Can one who has acted upon his equitable right by taking and continuing possession, be presumed to have intended a dereliction? Can one who has pursued bis equitable claim, by taking the summary remedy of self redress, by entry upon and possessing the land claimed, be said to have acquiesced or submitted to the outstanding legal title? Can he who has impressed his claim upon the soil by cultivation, and fixed it upon the land by improvements, be charged with abandonment, dereliction, or forfeiture by neglect? Every reason and policy which protects a defendant at law or in equity, by length of his possession, against a plaintiff who has slept upon his right, and acquiesced in the adverse possession for a great length of time, equally favors a complainant who has an equitable claim knit to his possession, seeking relief against a defendant who has slept upon his right, and acquiesced in the adverse possession, for a great length of time. To give the rule a contrary effect, would be to torture and vex its strength, policy and spirit, into weakness, folly and suicide.

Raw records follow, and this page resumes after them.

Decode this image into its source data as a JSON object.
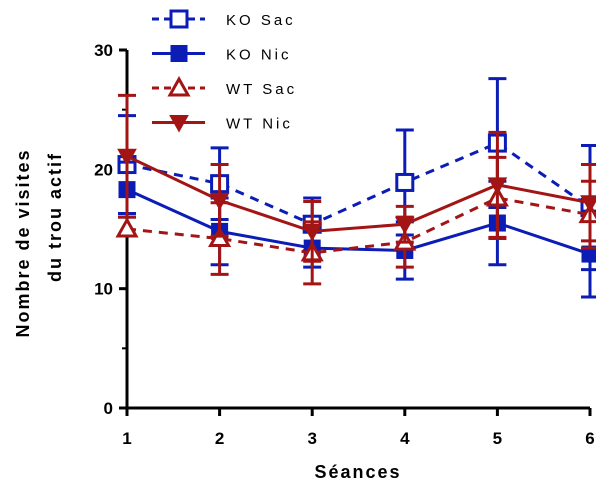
{
  "chart_data": {
    "type": "line",
    "title": "",
    "xlabel": "Séances",
    "ylabel_lines": [
      "Nombre de visites",
      "du trou actif"
    ],
    "x": [
      1,
      2,
      3,
      4,
      5,
      6
    ],
    "x_tick_labels": [
      "1",
      "2",
      "3",
      "4",
      "5",
      "6"
    ],
    "xlim": [
      1,
      6
    ],
    "ylim": [
      0,
      30
    ],
    "y_ticks": [
      0,
      10,
      20,
      30
    ],
    "y_tick_labels": [
      "0",
      "10",
      "20",
      "30"
    ],
    "grid": false,
    "legend_position": "top-left",
    "series": [
      {
        "name": "KO Sac",
        "color": "#0b1db5",
        "line_style": "dashed",
        "marker": "open-square",
        "values": [
          20.4,
          18.8,
          15.4,
          18.9,
          22.2,
          16.8
        ],
        "error": [
          4.1,
          3.0,
          2.2,
          4.4,
          5.4,
          5.2
        ]
      },
      {
        "name": "KO Nic",
        "color": "#0b1db5",
        "line_style": "solid",
        "marker": "filled-square",
        "values": [
          18.3,
          14.8,
          13.4,
          13.2,
          15.5,
          12.9
        ],
        "error": [
          2.3,
          2.8,
          1.6,
          2.4,
          3.5,
          3.6
        ]
      },
      {
        "name": "WT Sac",
        "color": "#a31515",
        "line_style": "dashed",
        "marker": "open-triangle-up",
        "values": [
          15.0,
          14.2,
          13.0,
          13.9,
          17.6,
          16.2
        ],
        "error": [
          0,
          3.0,
          2.6,
          2.1,
          3.4,
          2.8
        ]
      },
      {
        "name": "WT Nic",
        "color": "#a31515",
        "line_style": "solid",
        "marker": "filled-triangle-down",
        "values": [
          21.1,
          17.4,
          14.8,
          15.4,
          18.7,
          17.2
        ],
        "error": [
          5.1,
          3.0,
          2.5,
          1.5,
          4.4,
          3.2
        ]
      }
    ]
  }
}
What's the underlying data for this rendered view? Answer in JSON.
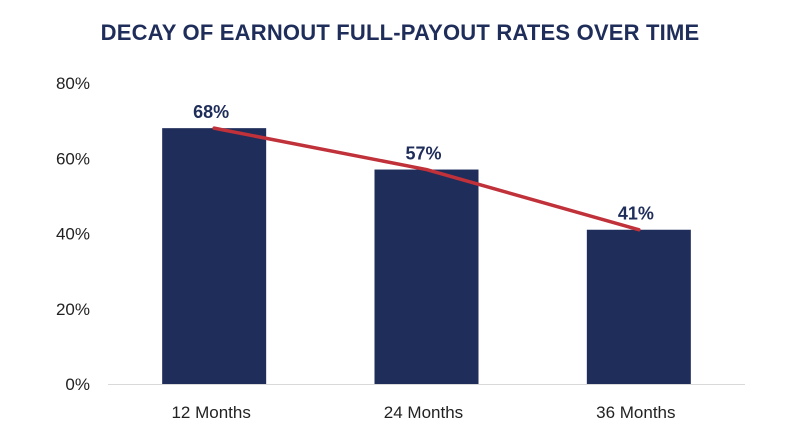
{
  "chart_data": {
    "type": "bar",
    "title": "DECAY OF EARNOUT FULL-PAYOUT RATES OVER TIME",
    "categories": [
      "12 Months",
      "24 Months",
      "36 Months"
    ],
    "values": [
      68,
      57,
      41
    ],
    "data_labels": [
      "68%",
      "57%",
      "41%"
    ],
    "ylim": [
      0,
      80
    ],
    "yticks": [
      0,
      20,
      40,
      60,
      80
    ],
    "ytick_labels": [
      "0%",
      "20%",
      "40%",
      "60%",
      "80%"
    ],
    "xlabel": "",
    "ylabel": "",
    "grid": false,
    "legend": "none",
    "overlay_line": {
      "type": "line",
      "values": [
        68,
        57,
        41
      ]
    },
    "colors": {
      "bar": "#1f2d5a",
      "line": "#c0313a",
      "title": "#1f2d5a",
      "axis": "#d9d9d9"
    }
  }
}
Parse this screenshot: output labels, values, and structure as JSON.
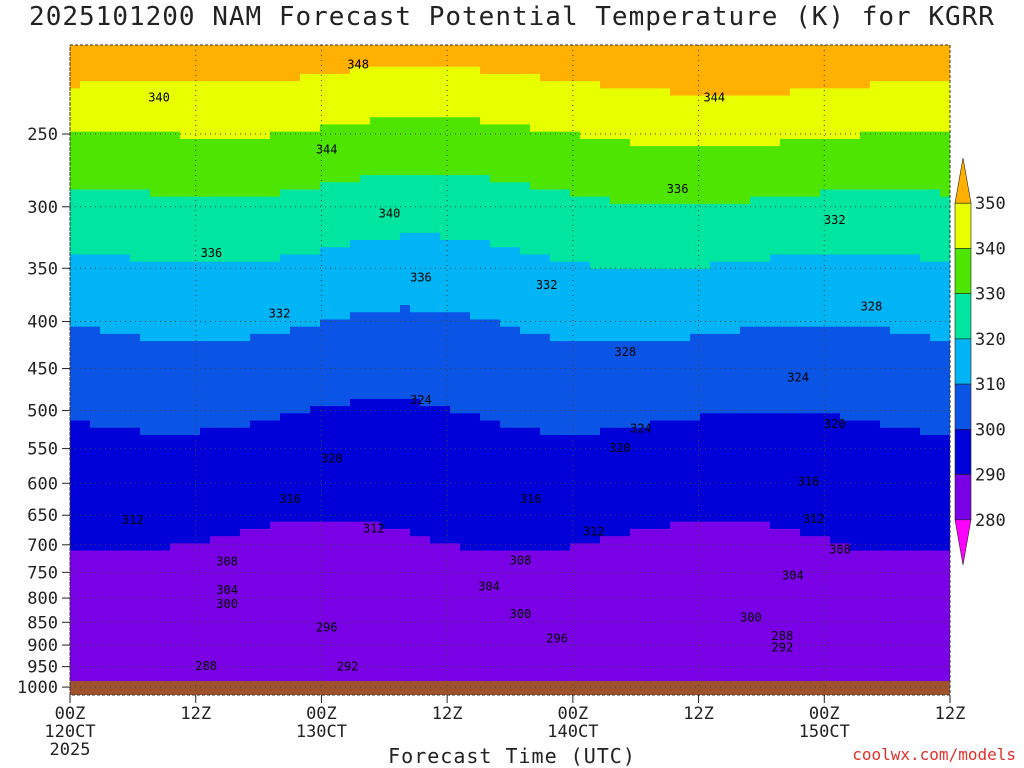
{
  "title": "2025101200 NAM Forecast Potential Temperature (K) for KGRR",
  "credit": "coolwx.com/models",
  "chart_data": {
    "type": "contour",
    "title": "2025101200 NAM Forecast Potential Temperature (K) for KGRR",
    "xlabel": "Forecast Time (UTC)",
    "ylabel": "",
    "y_scale": "log",
    "y_inverted": true,
    "ylim": [
      1020,
      200
    ],
    "xlim": [
      0,
      84
    ],
    "x_ticks": [
      {
        "value": 0,
        "line1": "00Z",
        "line2": "120CT",
        "line3": "2025"
      },
      {
        "value": 12,
        "line1": "12Z",
        "line2": "",
        "line3": ""
      },
      {
        "value": 24,
        "line1": "00Z",
        "line2": "130CT",
        "line3": ""
      },
      {
        "value": 36,
        "line1": "12Z",
        "line2": "",
        "line3": ""
      },
      {
        "value": 48,
        "line1": "00Z",
        "line2": "140CT",
        "line3": ""
      },
      {
        "value": 60,
        "line1": "12Z",
        "line2": "",
        "line3": ""
      },
      {
        "value": 72,
        "line1": "00Z",
        "line2": "150CT",
        "line3": ""
      },
      {
        "value": 84,
        "line1": "12Z",
        "line2": "",
        "line3": ""
      }
    ],
    "y_ticks": [
      250,
      300,
      350,
      400,
      450,
      500,
      550,
      600,
      650,
      700,
      750,
      800,
      850,
      900,
      950,
      1000
    ],
    "grid": true,
    "colorbar": {
      "levels": [
        280,
        290,
        300,
        310,
        320,
        330,
        340,
        350
      ],
      "colors": [
        "#ff00ff",
        "#7a00e6",
        "#0000d9",
        "#0a55e6",
        "#00b4f5",
        "#00e6a0",
        "#4ee600",
        "#e8ff00",
        "#ffb000"
      ]
    },
    "ground_color": "#a0522d",
    "contour_labels": [
      {
        "text": "348",
        "x": 27.5,
        "p": 210
      },
      {
        "text": "340",
        "x": 8.5,
        "p": 228
      },
      {
        "text": "344",
        "x": 24.5,
        "p": 260
      },
      {
        "text": "344",
        "x": 61.5,
        "p": 228
      },
      {
        "text": "336",
        "x": 58,
        "p": 287
      },
      {
        "text": "340",
        "x": 30.5,
        "p": 305
      },
      {
        "text": "332",
        "x": 73,
        "p": 310
      },
      {
        "text": "336",
        "x": 13.5,
        "p": 337
      },
      {
        "text": "336",
        "x": 33.5,
        "p": 358
      },
      {
        "text": "332",
        "x": 45.5,
        "p": 365
      },
      {
        "text": "328",
        "x": 76.5,
        "p": 385
      },
      {
        "text": "332",
        "x": 20,
        "p": 392
      },
      {
        "text": "328",
        "x": 53,
        "p": 432
      },
      {
        "text": "324",
        "x": 69.5,
        "p": 460
      },
      {
        "text": "324",
        "x": 33.5,
        "p": 487
      },
      {
        "text": "324",
        "x": 54.5,
        "p": 523
      },
      {
        "text": "320",
        "x": 73,
        "p": 517
      },
      {
        "text": "320",
        "x": 52.5,
        "p": 549
      },
      {
        "text": "320",
        "x": 25,
        "p": 564
      },
      {
        "text": "316",
        "x": 70.5,
        "p": 597
      },
      {
        "text": "316",
        "x": 21,
        "p": 624
      },
      {
        "text": "316",
        "x": 44,
        "p": 624
      },
      {
        "text": "312",
        "x": 6,
        "p": 658
      },
      {
        "text": "312",
        "x": 29,
        "p": 672
      },
      {
        "text": "312",
        "x": 50,
        "p": 677
      },
      {
        "text": "312",
        "x": 71,
        "p": 656
      },
      {
        "text": "308",
        "x": 73.5,
        "p": 708
      },
      {
        "text": "308",
        "x": 15,
        "p": 730
      },
      {
        "text": "308",
        "x": 43,
        "p": 728
      },
      {
        "text": "304",
        "x": 69,
        "p": 756
      },
      {
        "text": "304",
        "x": 15,
        "p": 784
      },
      {
        "text": "304",
        "x": 40,
        "p": 777
      },
      {
        "text": "300",
        "x": 15,
        "p": 812
      },
      {
        "text": "300",
        "x": 43,
        "p": 833
      },
      {
        "text": "300",
        "x": 65,
        "p": 840
      },
      {
        "text": "296",
        "x": 24.5,
        "p": 861
      },
      {
        "text": "296",
        "x": 46.5,
        "p": 885
      },
      {
        "text": "288",
        "x": 68,
        "p": 880
      },
      {
        "text": "292",
        "x": 68,
        "p": 905
      },
      {
        "text": "288",
        "x": 13,
        "p": 948
      },
      {
        "text": "292",
        "x": 26.5,
        "p": 950
      }
    ]
  }
}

The discrimination to be made in applying the equitable bar by length of time is, between a complainant who is and has been out of possession, and so has slept, acquiesced, submitted and neglected, for a great length of time, and that of a complainant who is seeking by an equity, to protect from disturbance his possession, long acquiesced in, and submitted to, by his adversary. I can not believe that an equitable claim, united to possession, becomes stale, moulders or decays with age, because it has not been asserted in a court, until that possession was threatened. It grows in strength as it grows in years, and by age may be ripened into the vigour and maturity of a perfect and indefeasible title against all the world—excepting tyrants and lawless conquerors, who feel power and forget right.

The equitable effects by possession and claim united, are similar to the legal effects of recording, enrolling, or registering a legal title. Possession under a claim, is the recording of the claim in the memory of the neighborhood; it is, in reason, and in its practical effects upon society, the most useful, public, and notorious assertion and pursuit of the claim which can be made. It describes and seizes the thing claimed; and like every proceeding in rem, it is notice to all who claim any interest in the thing.

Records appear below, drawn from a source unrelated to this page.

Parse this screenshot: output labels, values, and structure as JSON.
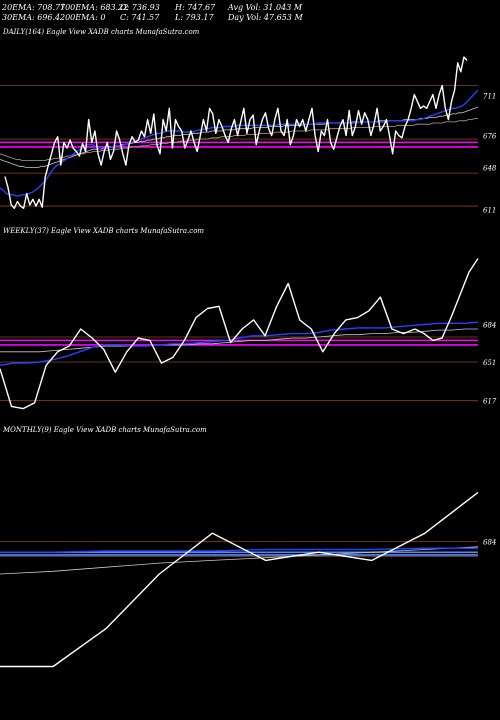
{
  "stats": {
    "row1": [
      "20EMA: 708.77",
      "100EMA: 683.22",
      "O: 736.93",
      "H: 747.67",
      "Avg Vol: 31.043 M"
    ],
    "row2": [
      "30EMA: 696.4",
      "200EMA: 0",
      "C: 741.57",
      "L: 793.17",
      "Day Vol: 47.653 M"
    ]
  },
  "colors": {
    "background": "#000000",
    "price": "#ffffff",
    "ema_fast": "#2244ff",
    "ema_slow": "#c8c8c8",
    "ema_slow2": "#b4a08c",
    "support": "#ff00ff",
    "level_line": "#8b4513"
  },
  "chart_data": [
    {
      "type": "line",
      "title": "DAILY(164) Eagle  View  XADB charts MunafaSutra.com",
      "ylim": [
        600,
        760
      ],
      "yticks": [
        "711",
        "676",
        "648",
        "611"
      ],
      "tick_values": [
        711,
        676,
        648,
        611
      ],
      "levels": [
        720,
        673,
        643,
        614
      ],
      "support": [
        670,
        666
      ],
      "grid": false,
      "series": [
        {
          "role": "price",
          "values": [
            640,
            630,
            615,
            612,
            618,
            614,
            612,
            625,
            615,
            620,
            614,
            620,
            613,
            640,
            650,
            660,
            670,
            675,
            650,
            670,
            665,
            672,
            665,
            662,
            658,
            669,
            662,
            690,
            670,
            680,
            660,
            650,
            662,
            670,
            655,
            662,
            680,
            672,
            660,
            650,
            668,
            675,
            670,
            672,
            680,
            675,
            690,
            678,
            695,
            668,
            660,
            690,
            680,
            700,
            665,
            690,
            684,
            680,
            665,
            672,
            680,
            670,
            662,
            676,
            690,
            680,
            700,
            695,
            678,
            690,
            684,
            676,
            670,
            682,
            690,
            676,
            688,
            700,
            678,
            690,
            694,
            668,
            680,
            690,
            696,
            682,
            676,
            690,
            700,
            680,
            676,
            690,
            668,
            676,
            690,
            684,
            690,
            680,
            690,
            700,
            676,
            662,
            680,
            676,
            690,
            670,
            664,
            674,
            684,
            690,
            676,
            698,
            676,
            684,
            698,
            686,
            696,
            690,
            676,
            686,
            700,
            680,
            684,
            690,
            676,
            660,
            680,
            676,
            674,
            684,
            690,
            700,
            712,
            706,
            700,
            702,
            700,
            706,
            712,
            700,
            712,
            720,
            700,
            690,
            706,
            716,
            740,
            732,
            745,
            742
          ]
        },
        {
          "role": "ema_fast",
          "values": [
            630,
            628,
            625,
            624,
            624,
            623,
            623,
            624,
            624,
            625,
            626,
            628,
            630,
            633,
            636,
            640,
            644,
            648,
            650,
            652,
            654,
            656,
            658,
            660,
            662,
            664,
            666,
            668,
            668,
            668,
            666,
            664,
            664,
            665,
            665,
            666,
            667,
            667,
            667,
            668,
            669,
            670,
            671,
            672,
            673,
            674,
            675,
            676,
            677,
            678,
            678,
            679,
            680,
            680,
            680,
            680,
            680,
            679,
            679,
            679,
            679,
            680,
            681,
            681,
            682,
            682,
            683,
            683,
            683,
            683,
            684,
            684,
            684,
            684,
            685,
            685,
            685,
            685,
            685,
            685,
            685,
            685,
            685,
            685,
            685,
            685,
            685,
            686,
            686,
            686,
            686,
            686,
            686,
            686,
            686,
            686,
            686,
            686,
            686,
            687,
            687,
            687,
            687,
            687,
            687,
            687,
            687,
            687,
            687,
            687,
            687,
            687,
            688,
            688,
            688,
            688,
            688,
            688,
            688,
            688,
            688,
            689,
            689,
            689,
            689,
            689,
            689,
            689,
            689,
            689,
            690,
            690,
            691,
            692,
            693,
            694,
            695,
            696,
            697,
            698,
            699,
            700,
            700,
            701,
            702,
            704,
            707,
            710,
            713,
            716
          ]
        },
        {
          "role": "ema_slow",
          "values": [
            655,
            654,
            653,
            652,
            651,
            650,
            649,
            649,
            648,
            648,
            648,
            648,
            648,
            649,
            649,
            650,
            651,
            652,
            653,
            654,
            655,
            656,
            657,
            658,
            659,
            660,
            661,
            662,
            663,
            664,
            664,
            664,
            665,
            665,
            666,
            666,
            667,
            667,
            668,
            668,
            669,
            669,
            670,
            670,
            671,
            671,
            672,
            672,
            673,
            673,
            674,
            674,
            675,
            675,
            676,
            676,
            676,
            677,
            677,
            677,
            678,
            678,
            678,
            679,
            679,
            679,
            680,
            680,
            680,
            680,
            681,
            681,
            681,
            681,
            682,
            682,
            682,
            682,
            682,
            683,
            683,
            683,
            683,
            683,
            684,
            684,
            684,
            684,
            684,
            685,
            685,
            685,
            685,
            685,
            685,
            686,
            686,
            686,
            686,
            686,
            686,
            686,
            687,
            687,
            687,
            687,
            687,
            687,
            687,
            687,
            688,
            688,
            688,
            688,
            688,
            688,
            688,
            688,
            689,
            689,
            689,
            689,
            689,
            689,
            689,
            689,
            690,
            690,
            690,
            690,
            690,
            691,
            691,
            691,
            692,
            692,
            692,
            693,
            693,
            694,
            694,
            695,
            695,
            696,
            696,
            697,
            698,
            699,
            700,
            701
          ]
        },
        {
          "role": "ema_slow2",
          "values": [
            660,
            659,
            658,
            657,
            656,
            655,
            655,
            654,
            654,
            654,
            654,
            654,
            654,
            654,
            654,
            655,
            655,
            656,
            656,
            657,
            657,
            658,
            658,
            659,
            659,
            660,
            660,
            661,
            661,
            662,
            662,
            662,
            663,
            663,
            663,
            664,
            664,
            664,
            665,
            665,
            665,
            666,
            666,
            666,
            667,
            667,
            667,
            668,
            668,
            668,
            669,
            669,
            669,
            670,
            670,
            670,
            671,
            671,
            671,
            672,
            672,
            672,
            673,
            673,
            673,
            673,
            674,
            674,
            674,
            675,
            675,
            675,
            675,
            676,
            676,
            676,
            676,
            677,
            677,
            677,
            677,
            678,
            678,
            678,
            678,
            678,
            679,
            679,
            679,
            679,
            679,
            680,
            680,
            680,
            680,
            680,
            680,
            681,
            681,
            681,
            681,
            681,
            681,
            682,
            682,
            682,
            682,
            682,
            682,
            682,
            683,
            683,
            683,
            683,
            683,
            683,
            683,
            684,
            684,
            684,
            684,
            684,
            684,
            684,
            685,
            685,
            685,
            685,
            685,
            685,
            686,
            686,
            686,
            686,
            686,
            687,
            687,
            687,
            687,
            688,
            688,
            688,
            688,
            689,
            689,
            689,
            690,
            690,
            691,
            691
          ]
        }
      ]
    },
    {
      "type": "line",
      "title": "WEEKLY(37) Eagle  View  XADB charts MunafaSutra.com",
      "ylim": [
        600,
        760
      ],
      "yticks": [
        "684",
        "651",
        "617"
      ],
      "tick_values": [
        684,
        651,
        617
      ],
      "levels": [
        673,
        651,
        617
      ],
      "support": [
        670,
        666
      ],
      "grid": false,
      "series": [
        {
          "role": "price",
          "values": [
            645,
            612,
            610,
            615,
            648,
            660,
            665,
            680,
            672,
            662,
            642,
            660,
            672,
            670,
            650,
            655,
            670,
            690,
            698,
            700,
            668,
            680,
            688,
            674,
            700,
            720,
            688,
            680,
            660,
            676,
            688,
            690,
            696,
            708,
            680,
            676,
            680
          ]
        },
        {
          "role": "price_tail",
          "values": [
            680,
            676,
            670,
            672,
            690,
            710,
            730,
            742
          ]
        },
        {
          "role": "ema_fast",
          "values": [
            648,
            650,
            650,
            651,
            653,
            656,
            660,
            664,
            666,
            666,
            665,
            665,
            666,
            667,
            667,
            668,
            669,
            670,
            672,
            674,
            674,
            675,
            676,
            676,
            677,
            679,
            680,
            681,
            681,
            681,
            682,
            683,
            684,
            685,
            685,
            685,
            686
          ]
        },
        {
          "role": "ema_slow",
          "values": [
            660,
            660,
            660,
            660,
            661,
            662,
            663,
            664,
            665,
            665,
            665,
            665,
            666,
            666,
            666,
            667,
            667,
            668,
            669,
            670,
            670,
            671,
            672,
            672,
            673,
            674,
            675,
            675,
            676,
            676,
            677,
            677,
            678,
            679,
            679,
            680,
            680
          ]
        }
      ]
    },
    {
      "type": "line",
      "title": "MONTHLY(9) Eagle  View  XADB charts MunafaSutra.com",
      "ylim": [
        560,
        760
      ],
      "yticks": [
        "684"
      ],
      "tick_values": [
        684
      ],
      "levels": [
        684,
        673
      ],
      "support": [
        676,
        674
      ],
      "grid": false,
      "series": [
        {
          "role": "price",
          "values": [
            592,
            592,
            620,
            660,
            690,
            670,
            676,
            670,
            690,
            720
          ]
        },
        {
          "role": "ema_fast",
          "values": [
            676,
            676,
            677,
            677,
            677,
            678,
            678,
            678,
            679,
            679
          ]
        },
        {
          "role": "ema_slow",
          "values": [
            660,
            662,
            665,
            668,
            670,
            672,
            674,
            676,
            678,
            680
          ]
        }
      ]
    }
  ]
}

Parol purchases and in 1789, under which possession had been held for 36 years, enforced by perpetual injunction against a judgment in ejectment, recovered by vendor’s heir.

Barry, Denny and Nicholas, for appellant; Rowan, for appellee.

The act of Rager in 1789. in fencing and cultivating, his continued possession thereafter, with that of his devisee and heir, by buildings, improvements, use and occupation, are continued assertions and pursuit of Roger’s claim by purchase from Barbour, of which all concerned were bound to take notice. The claim has not become stale, nor been abandoned, nor neglected, it has been recorded in the memory of the vicinage, preserved by continual claim, renewed with the emblements of each succeeding year; it has been stamped upon the soil, it has been nailed to the buildings, it has been published from the house top.

It is the opinion of the court, after consideration and re-consideration, that the sale to Rager in 1785, by Phillip Barbour, the ancestor, is satisfactorily established by the proof; and that the former decree of this court stand unaltered and affimed.